A few days later, the restaurant has the rug back – along with an unexpected bonus. On Sunday, a rolled-up rug matching the description of the lost one was found waiting by the front door when employees came in to get ready for the day ahead. At first, it seemed like the rug-turned-cape had been returned to its proper place.

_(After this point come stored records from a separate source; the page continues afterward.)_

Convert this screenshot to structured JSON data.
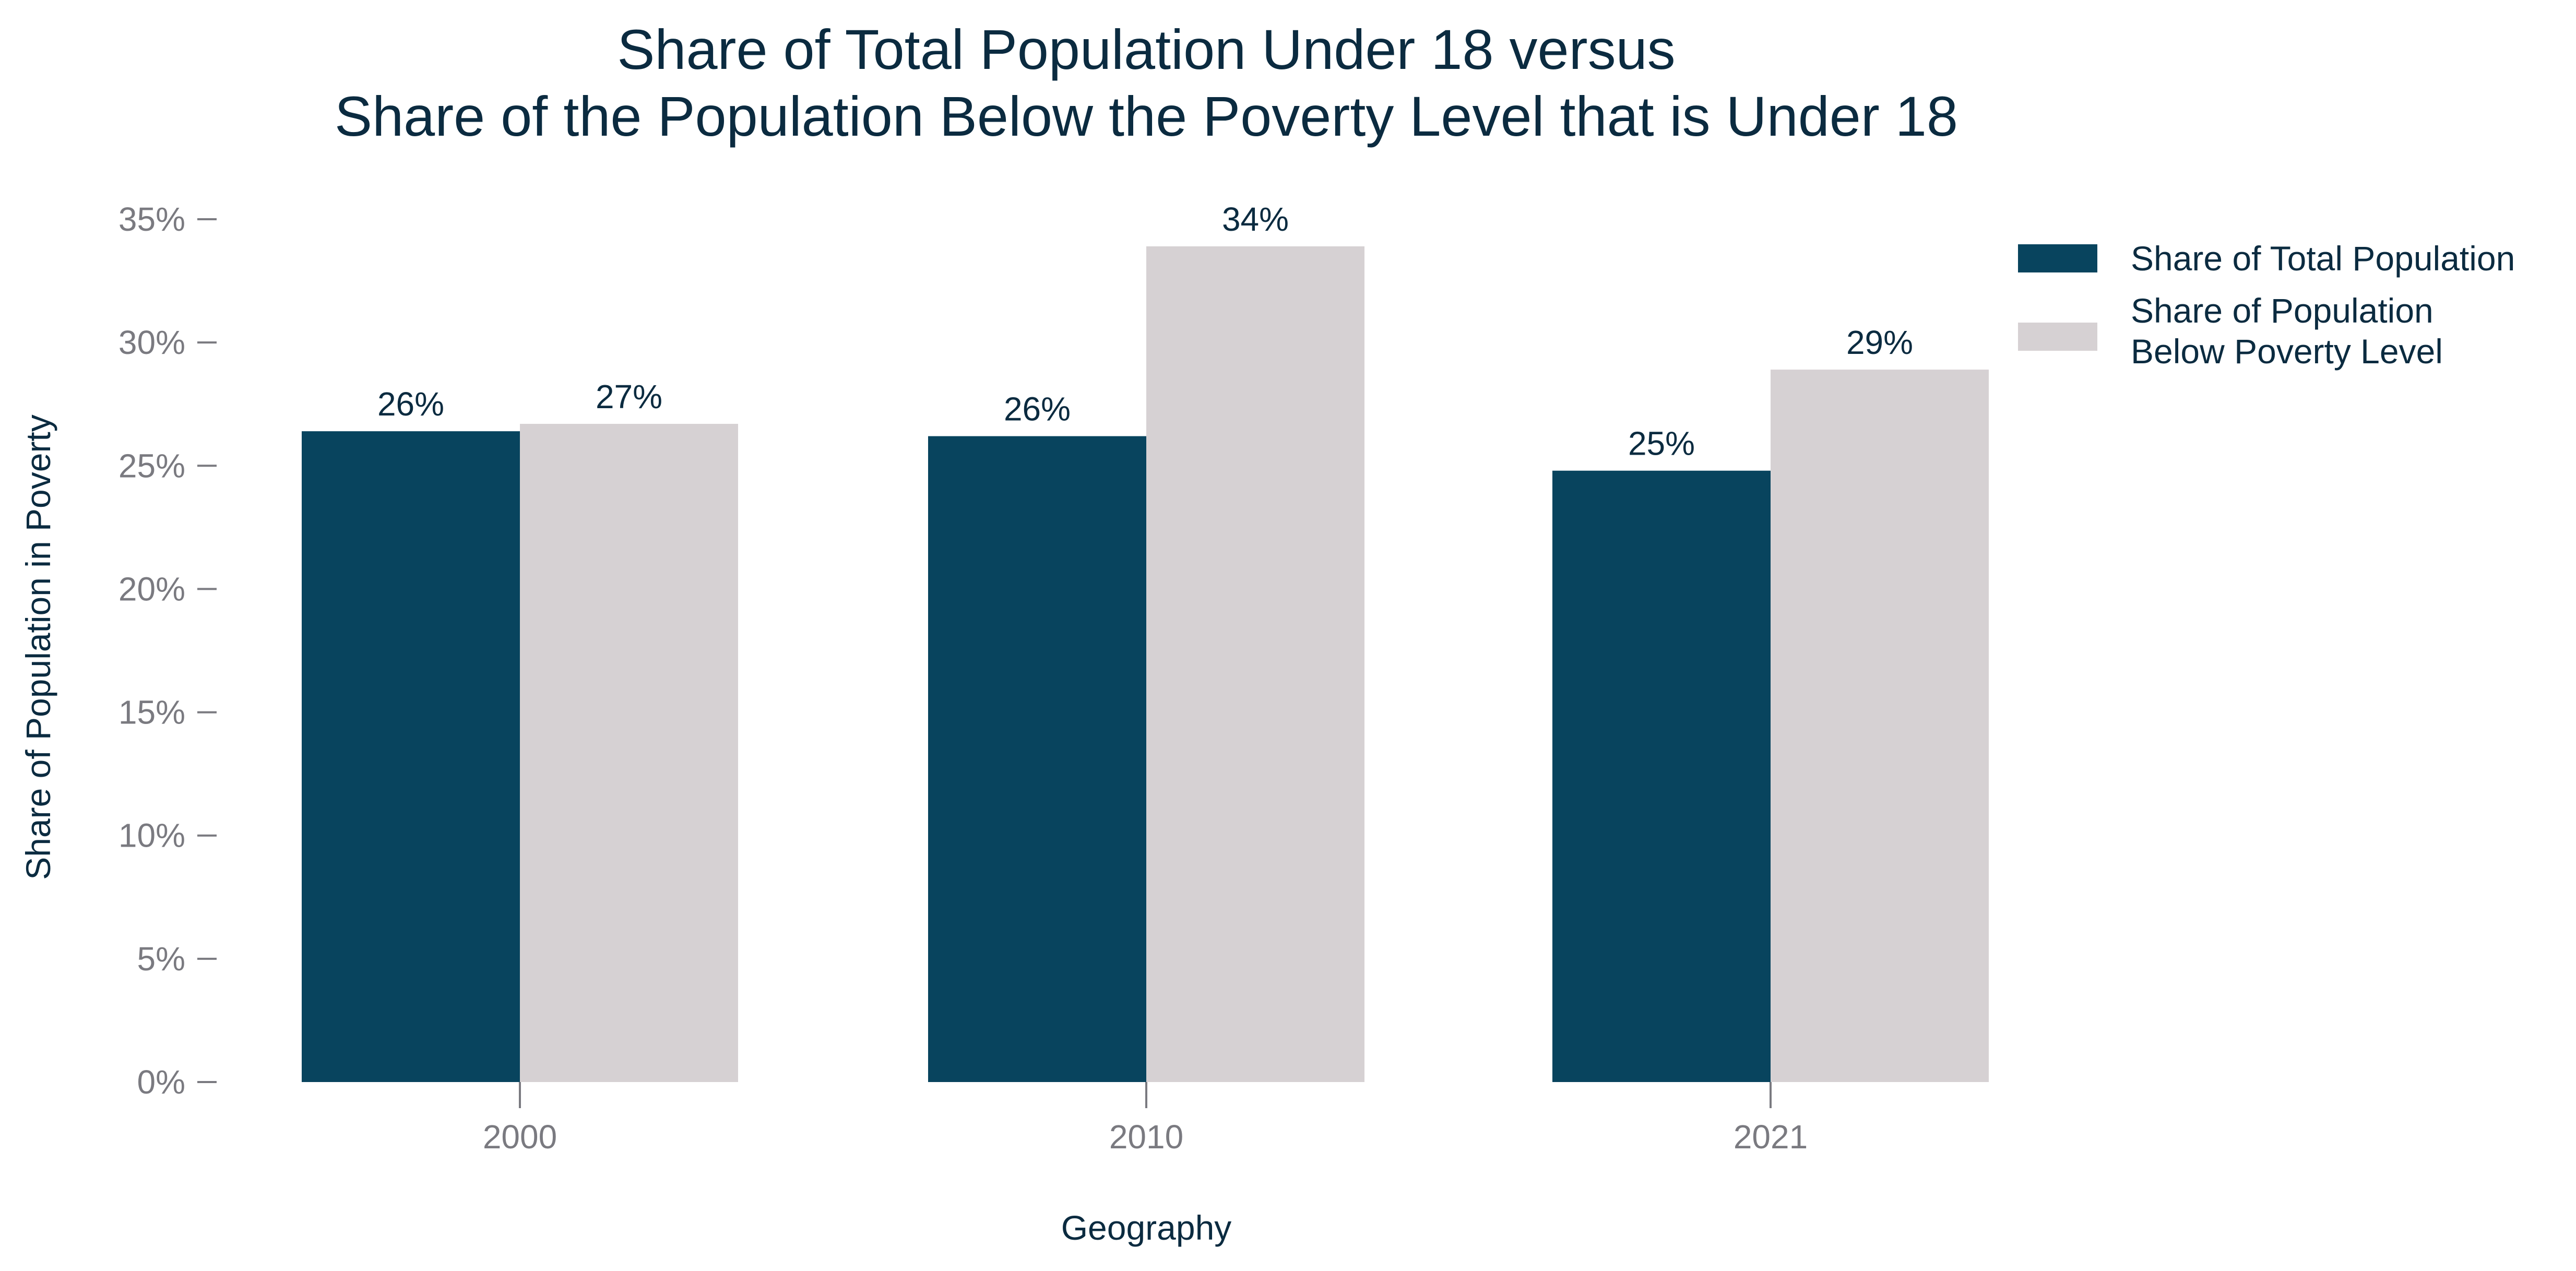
{
  "chart_data": {
    "type": "bar",
    "title": "Share of Total Population Under 18 versus\nShare of the Population Below the Poverty Level that is Under 18",
    "xlabel": "Geography",
    "ylabel": "Share of Population in Poverty",
    "categories": [
      "2000",
      "2010",
      "2021"
    ],
    "series": [
      {
        "name": "Share of Total Population",
        "values": [
          26.4,
          26.2,
          24.8
        ],
        "labels": [
          "26%",
          "26%",
          "25%"
        ],
        "color": "#08445e"
      },
      {
        "name": "Share of Population\nBelow Poverty Level",
        "values": [
          26.7,
          33.9,
          28.9
        ],
        "labels": [
          "27%",
          "34%",
          "29%"
        ],
        "color": "#d6d1d3"
      }
    ],
    "ylim": [
      0,
      35
    ],
    "yticks": [
      0,
      5,
      10,
      15,
      20,
      25,
      30,
      35
    ],
    "ytick_labels": [
      "0%",
      "5%",
      "10%",
      "15%",
      "20%",
      "25%",
      "30%",
      "35%"
    ],
    "grid": false,
    "legend_position": "top-right"
  }
}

Then, an hour later, an anonymous Schenectady man showed up – with another O’Toole’s rug. Prestidge said he was told the man saw the restaurant’s Facebook post, as “O’Toole’s Man” had gone somewhat viral. When he saw it, he recognized one of the photographed customers as his own neighbor. He got the rug back and drove it up from Schenectady – and didn’t stay long.
“I offered him a drink and a chance to talk about it, so he sat down at the bar with a beer. Then the restaurant got busy and I had to go help,” Prestidge said. “Before I got a chance to talk to him, he downed the beer and left.”
Prestidge said that taking the rug probably didn’t take a lot of waiting for heads to be turned. It was taken from the vestibule space between two sets of double doors – the same ones all visitors pass through when entering and leaving. No employees would have seen it happen.
Meanwhile, the other rug is the solution to an older, similar mystery. O’Toole’s lost one of its logo-adorned rugs once before, during the COVID-19 pandemic. Prestidge believes that the rug’s owner decided it was time to return what was taken after seeing the post going around.
“He once had and awkward moment, just to see how it feels,” the restaurant wrote about the wayward rug on Facebook. “He lives vicariously through himself. Cuba imports cigars from him. In Museums, he is allowed to touch the art. He tips an astonishing 100%. Now he is back where he belongs in the O’Toole’s foyer.”
O’Toole’s celebrates 32 years in business this week.